Adam’s daughter began to cry at the other end of the wing.
He wondered if he’d seen the last he would ever see of her.
“I’ll take care of your girls, Adam,” Herrick said. “Now get going.”
“I’M just going to see if the playroom is empty,” Jenny told the clinging, whimpering kids. “I’ll be right back.”
Amid cries of protest, the nurse extracted herself from the tangle of children and stood up, holding the glowing green light stick in front of her like a talisman. She crept to the closet door, making sure her footing was solid. Jenny prayed Randall was on his way back for them. The desire to hear his voice again was overwhelming. For his many faults—the gullibility, the temper, the drinking, the inability to think ahead—the old Randall had been a rock. He’d also been one of the most reassuring, nurturing people she’d ever known, and all of her friends were nurses, so that was really saying something.
If the old Randall was back—and she sensed he was—he’d find a way to reach her, even if he had to walk barefoot through hell.

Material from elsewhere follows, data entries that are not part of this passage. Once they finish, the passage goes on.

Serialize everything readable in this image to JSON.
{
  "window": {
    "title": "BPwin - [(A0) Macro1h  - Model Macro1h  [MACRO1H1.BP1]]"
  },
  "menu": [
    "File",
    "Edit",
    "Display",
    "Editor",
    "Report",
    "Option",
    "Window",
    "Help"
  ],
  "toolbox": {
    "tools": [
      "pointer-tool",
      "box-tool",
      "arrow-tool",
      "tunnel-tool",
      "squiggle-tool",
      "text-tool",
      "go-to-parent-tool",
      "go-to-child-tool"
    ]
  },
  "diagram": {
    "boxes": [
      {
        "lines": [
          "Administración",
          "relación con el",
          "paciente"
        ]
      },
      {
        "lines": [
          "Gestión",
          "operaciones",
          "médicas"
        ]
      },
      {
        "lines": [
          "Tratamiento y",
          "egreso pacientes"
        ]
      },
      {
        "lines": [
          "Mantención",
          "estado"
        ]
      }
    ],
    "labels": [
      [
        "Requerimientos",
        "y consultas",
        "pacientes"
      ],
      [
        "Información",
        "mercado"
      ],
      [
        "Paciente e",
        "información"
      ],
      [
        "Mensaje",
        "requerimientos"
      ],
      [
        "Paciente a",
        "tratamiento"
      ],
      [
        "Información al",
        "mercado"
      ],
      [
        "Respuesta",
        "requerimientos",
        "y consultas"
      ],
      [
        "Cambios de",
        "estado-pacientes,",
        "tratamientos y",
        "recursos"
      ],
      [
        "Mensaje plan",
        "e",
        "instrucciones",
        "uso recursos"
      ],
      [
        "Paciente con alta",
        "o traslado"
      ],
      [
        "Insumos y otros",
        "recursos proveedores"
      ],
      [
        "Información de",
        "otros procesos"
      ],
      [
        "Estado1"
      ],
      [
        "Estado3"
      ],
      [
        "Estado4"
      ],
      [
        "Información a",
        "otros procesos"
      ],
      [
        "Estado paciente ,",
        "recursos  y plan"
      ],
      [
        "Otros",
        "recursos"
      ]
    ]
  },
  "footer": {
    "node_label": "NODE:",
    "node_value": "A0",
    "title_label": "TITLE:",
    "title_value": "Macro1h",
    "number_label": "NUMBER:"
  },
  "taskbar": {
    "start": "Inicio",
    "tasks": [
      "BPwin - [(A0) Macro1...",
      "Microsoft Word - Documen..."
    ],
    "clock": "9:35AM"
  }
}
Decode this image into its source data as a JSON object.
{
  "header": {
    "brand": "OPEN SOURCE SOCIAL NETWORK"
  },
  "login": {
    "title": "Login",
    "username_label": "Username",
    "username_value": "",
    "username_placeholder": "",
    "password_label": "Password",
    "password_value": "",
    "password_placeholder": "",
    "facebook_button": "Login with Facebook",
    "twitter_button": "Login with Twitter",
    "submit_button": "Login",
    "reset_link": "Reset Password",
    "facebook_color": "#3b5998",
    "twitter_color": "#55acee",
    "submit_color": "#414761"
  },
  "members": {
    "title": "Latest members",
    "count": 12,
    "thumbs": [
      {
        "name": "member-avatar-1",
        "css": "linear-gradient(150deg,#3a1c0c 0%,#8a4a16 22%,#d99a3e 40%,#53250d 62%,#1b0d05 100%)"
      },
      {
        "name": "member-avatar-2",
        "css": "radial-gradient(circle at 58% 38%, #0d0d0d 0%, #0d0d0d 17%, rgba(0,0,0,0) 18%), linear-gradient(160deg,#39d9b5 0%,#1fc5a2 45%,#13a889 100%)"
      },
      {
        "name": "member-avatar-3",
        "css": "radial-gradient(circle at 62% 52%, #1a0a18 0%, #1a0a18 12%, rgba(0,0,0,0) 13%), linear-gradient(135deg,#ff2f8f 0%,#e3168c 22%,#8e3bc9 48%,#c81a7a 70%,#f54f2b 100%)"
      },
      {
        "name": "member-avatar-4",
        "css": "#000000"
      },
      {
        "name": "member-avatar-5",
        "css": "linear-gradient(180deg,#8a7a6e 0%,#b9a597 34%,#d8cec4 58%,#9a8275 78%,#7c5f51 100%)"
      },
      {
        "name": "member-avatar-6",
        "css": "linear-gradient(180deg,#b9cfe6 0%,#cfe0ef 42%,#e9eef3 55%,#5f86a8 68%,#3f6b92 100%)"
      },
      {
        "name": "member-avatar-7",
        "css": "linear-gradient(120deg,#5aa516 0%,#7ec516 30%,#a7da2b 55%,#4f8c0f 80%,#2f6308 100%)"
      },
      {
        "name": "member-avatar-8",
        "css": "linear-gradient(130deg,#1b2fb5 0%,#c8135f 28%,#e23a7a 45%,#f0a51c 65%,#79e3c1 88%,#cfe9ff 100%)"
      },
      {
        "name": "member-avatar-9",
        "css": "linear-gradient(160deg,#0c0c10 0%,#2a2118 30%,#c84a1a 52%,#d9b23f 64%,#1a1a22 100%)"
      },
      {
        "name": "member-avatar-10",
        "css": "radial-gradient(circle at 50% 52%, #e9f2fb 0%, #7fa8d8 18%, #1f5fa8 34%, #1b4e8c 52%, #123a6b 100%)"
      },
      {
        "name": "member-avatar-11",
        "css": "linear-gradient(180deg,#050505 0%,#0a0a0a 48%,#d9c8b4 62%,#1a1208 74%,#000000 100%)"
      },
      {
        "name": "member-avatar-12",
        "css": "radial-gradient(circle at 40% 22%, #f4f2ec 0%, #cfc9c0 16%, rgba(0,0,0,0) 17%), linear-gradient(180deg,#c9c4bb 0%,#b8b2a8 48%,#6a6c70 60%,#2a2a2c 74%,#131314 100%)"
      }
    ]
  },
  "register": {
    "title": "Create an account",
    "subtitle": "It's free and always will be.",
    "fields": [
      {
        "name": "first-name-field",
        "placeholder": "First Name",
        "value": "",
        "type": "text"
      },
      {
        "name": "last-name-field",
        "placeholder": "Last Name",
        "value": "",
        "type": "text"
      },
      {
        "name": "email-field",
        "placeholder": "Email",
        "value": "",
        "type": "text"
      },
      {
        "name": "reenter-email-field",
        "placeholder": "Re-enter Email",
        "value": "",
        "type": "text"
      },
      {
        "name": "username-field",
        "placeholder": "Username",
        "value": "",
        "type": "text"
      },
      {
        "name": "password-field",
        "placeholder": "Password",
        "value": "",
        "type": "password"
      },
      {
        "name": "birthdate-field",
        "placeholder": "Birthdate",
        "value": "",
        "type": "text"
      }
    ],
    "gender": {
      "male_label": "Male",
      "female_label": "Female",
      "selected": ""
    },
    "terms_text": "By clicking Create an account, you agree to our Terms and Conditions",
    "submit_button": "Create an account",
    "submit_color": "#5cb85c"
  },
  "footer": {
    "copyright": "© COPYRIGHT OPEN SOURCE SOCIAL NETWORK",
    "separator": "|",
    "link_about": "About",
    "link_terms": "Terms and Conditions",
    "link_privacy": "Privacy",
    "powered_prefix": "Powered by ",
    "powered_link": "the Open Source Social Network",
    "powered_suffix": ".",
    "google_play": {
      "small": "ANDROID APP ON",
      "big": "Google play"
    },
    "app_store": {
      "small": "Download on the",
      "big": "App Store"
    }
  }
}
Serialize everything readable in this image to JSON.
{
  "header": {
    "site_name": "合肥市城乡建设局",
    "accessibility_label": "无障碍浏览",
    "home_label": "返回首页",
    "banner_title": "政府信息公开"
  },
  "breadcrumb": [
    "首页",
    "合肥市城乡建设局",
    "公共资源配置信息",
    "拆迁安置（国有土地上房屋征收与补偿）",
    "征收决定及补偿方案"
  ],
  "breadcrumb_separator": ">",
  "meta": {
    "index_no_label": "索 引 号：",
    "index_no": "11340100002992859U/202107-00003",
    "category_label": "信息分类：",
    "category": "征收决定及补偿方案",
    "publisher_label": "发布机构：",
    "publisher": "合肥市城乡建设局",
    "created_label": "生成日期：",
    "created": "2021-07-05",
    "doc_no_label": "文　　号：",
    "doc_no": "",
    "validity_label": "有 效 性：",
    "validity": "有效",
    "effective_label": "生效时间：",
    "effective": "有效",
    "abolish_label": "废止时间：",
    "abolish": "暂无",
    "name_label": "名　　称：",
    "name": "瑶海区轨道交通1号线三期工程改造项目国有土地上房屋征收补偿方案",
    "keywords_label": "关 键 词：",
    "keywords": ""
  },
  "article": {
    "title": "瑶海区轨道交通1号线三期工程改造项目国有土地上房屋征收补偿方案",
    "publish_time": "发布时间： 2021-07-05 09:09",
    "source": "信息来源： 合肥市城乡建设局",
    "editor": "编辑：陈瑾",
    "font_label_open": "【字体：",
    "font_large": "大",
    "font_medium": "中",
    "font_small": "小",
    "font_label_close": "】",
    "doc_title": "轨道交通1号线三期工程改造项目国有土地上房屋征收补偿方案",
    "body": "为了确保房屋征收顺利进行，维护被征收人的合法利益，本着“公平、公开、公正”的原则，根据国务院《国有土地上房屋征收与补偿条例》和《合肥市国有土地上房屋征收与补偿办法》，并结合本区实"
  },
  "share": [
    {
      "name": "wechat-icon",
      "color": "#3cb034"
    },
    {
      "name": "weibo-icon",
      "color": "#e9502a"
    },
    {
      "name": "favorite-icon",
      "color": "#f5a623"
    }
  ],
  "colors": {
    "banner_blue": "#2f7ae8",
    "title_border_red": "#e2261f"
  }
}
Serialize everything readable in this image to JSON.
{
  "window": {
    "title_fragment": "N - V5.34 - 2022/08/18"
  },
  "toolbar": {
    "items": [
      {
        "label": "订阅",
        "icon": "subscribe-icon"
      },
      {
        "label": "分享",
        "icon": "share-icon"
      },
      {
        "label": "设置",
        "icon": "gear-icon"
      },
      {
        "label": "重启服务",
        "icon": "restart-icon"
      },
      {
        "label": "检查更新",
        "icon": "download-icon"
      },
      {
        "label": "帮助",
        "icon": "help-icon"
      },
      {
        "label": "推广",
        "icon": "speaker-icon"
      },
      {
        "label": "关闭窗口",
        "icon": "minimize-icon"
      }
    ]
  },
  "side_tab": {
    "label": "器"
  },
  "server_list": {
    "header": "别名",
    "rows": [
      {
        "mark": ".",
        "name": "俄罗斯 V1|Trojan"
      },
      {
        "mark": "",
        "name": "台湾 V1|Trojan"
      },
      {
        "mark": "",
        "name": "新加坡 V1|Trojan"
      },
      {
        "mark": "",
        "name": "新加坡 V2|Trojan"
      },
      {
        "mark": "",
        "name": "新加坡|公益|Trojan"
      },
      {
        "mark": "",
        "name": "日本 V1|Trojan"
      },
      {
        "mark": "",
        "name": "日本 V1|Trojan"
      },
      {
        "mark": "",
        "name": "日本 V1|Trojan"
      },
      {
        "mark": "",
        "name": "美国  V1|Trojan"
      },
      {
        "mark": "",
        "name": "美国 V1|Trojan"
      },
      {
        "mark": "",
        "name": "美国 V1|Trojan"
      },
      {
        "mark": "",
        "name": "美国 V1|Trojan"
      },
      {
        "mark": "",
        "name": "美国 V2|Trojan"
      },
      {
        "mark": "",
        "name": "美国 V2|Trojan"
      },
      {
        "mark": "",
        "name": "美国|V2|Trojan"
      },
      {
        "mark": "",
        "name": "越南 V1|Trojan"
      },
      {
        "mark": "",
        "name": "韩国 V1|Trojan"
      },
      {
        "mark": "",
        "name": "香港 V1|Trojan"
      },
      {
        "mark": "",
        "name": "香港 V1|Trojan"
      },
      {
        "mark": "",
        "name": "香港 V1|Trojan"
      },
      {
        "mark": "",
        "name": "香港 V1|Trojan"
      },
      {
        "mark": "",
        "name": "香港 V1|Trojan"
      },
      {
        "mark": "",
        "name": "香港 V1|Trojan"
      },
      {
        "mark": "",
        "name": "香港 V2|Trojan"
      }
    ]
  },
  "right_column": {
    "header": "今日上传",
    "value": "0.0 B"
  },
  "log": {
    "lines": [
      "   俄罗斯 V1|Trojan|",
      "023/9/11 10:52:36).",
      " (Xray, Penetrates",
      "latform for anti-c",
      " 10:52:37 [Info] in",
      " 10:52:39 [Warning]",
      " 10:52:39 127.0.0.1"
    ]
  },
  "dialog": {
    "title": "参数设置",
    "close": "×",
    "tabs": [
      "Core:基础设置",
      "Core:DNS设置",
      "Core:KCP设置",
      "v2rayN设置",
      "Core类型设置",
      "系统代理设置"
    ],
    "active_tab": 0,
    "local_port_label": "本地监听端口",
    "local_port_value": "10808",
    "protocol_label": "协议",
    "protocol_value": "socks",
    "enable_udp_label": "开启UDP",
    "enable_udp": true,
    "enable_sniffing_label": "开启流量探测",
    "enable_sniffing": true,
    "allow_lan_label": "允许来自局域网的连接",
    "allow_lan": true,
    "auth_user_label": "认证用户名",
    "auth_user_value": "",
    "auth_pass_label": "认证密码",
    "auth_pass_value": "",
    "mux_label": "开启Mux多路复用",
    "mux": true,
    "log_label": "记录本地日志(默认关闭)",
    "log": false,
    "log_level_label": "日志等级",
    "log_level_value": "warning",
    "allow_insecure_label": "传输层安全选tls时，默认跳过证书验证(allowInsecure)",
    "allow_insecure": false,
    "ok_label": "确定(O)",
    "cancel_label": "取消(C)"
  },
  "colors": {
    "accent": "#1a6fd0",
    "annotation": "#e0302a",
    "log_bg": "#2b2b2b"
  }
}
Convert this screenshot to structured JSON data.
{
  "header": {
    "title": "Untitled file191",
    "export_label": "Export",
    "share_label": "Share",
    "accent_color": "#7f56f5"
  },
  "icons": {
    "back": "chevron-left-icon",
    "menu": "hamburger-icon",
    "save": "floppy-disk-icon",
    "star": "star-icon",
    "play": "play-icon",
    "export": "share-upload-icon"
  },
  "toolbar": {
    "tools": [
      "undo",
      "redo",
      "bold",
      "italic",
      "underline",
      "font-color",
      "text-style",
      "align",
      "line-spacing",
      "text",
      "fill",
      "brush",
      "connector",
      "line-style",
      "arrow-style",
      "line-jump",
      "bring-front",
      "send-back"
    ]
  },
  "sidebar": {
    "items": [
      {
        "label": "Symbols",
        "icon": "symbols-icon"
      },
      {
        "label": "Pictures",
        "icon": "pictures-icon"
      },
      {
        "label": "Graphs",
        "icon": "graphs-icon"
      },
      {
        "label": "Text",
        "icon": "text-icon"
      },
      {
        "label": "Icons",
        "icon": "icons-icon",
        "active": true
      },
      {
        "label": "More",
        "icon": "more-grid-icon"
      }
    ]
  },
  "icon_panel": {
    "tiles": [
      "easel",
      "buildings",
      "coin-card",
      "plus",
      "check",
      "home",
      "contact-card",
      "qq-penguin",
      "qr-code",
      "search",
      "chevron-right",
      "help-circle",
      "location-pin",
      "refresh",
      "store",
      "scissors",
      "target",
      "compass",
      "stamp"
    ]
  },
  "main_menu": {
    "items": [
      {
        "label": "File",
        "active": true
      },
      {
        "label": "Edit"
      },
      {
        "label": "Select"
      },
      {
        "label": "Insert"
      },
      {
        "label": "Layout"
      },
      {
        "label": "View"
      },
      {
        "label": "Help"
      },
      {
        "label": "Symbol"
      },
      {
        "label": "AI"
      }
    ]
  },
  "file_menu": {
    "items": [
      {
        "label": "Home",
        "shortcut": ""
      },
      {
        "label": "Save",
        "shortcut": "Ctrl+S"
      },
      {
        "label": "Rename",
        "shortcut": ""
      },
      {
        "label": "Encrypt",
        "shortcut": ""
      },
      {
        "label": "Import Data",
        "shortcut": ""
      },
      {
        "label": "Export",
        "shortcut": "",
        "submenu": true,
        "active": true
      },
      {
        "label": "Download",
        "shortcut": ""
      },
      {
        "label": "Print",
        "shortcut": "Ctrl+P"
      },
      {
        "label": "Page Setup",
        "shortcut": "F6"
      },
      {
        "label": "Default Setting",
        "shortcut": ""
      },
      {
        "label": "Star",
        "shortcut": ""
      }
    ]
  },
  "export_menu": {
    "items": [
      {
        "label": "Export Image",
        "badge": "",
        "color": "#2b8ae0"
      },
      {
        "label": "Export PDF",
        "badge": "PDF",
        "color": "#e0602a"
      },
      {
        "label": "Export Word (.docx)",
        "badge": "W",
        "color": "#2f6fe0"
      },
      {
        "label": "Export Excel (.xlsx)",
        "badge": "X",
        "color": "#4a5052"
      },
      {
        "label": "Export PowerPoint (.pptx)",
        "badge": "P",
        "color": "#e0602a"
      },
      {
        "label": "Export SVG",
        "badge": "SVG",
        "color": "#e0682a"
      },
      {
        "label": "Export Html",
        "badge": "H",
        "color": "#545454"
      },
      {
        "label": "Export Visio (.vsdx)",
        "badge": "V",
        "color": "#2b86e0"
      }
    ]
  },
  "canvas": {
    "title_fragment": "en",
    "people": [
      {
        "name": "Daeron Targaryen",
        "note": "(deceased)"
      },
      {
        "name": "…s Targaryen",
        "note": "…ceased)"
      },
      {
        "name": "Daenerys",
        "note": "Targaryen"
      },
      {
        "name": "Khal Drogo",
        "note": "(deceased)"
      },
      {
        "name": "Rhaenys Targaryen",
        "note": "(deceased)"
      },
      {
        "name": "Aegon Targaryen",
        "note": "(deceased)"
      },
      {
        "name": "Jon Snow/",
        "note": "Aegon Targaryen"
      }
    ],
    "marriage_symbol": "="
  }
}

The intercom was near the front door, which was still barricaded shut. Jenny wanted to tell him to find an intercom, to let her know he was okay, to come for her and the kids, and…
And?
Funny how that worked. During the dark days of their marriage, she had felt less his wife, and more his mother—always scolding him, trying to make him straighten up and fly right. But now that the shit had hit the fan, he was the one person in the world Jenny needed. She closed her eyes, for just a moment, imagining his embrace —like being hugged by a big, friendly bear.
Jenny hoped she’d be able to feel that embrace at least one more time.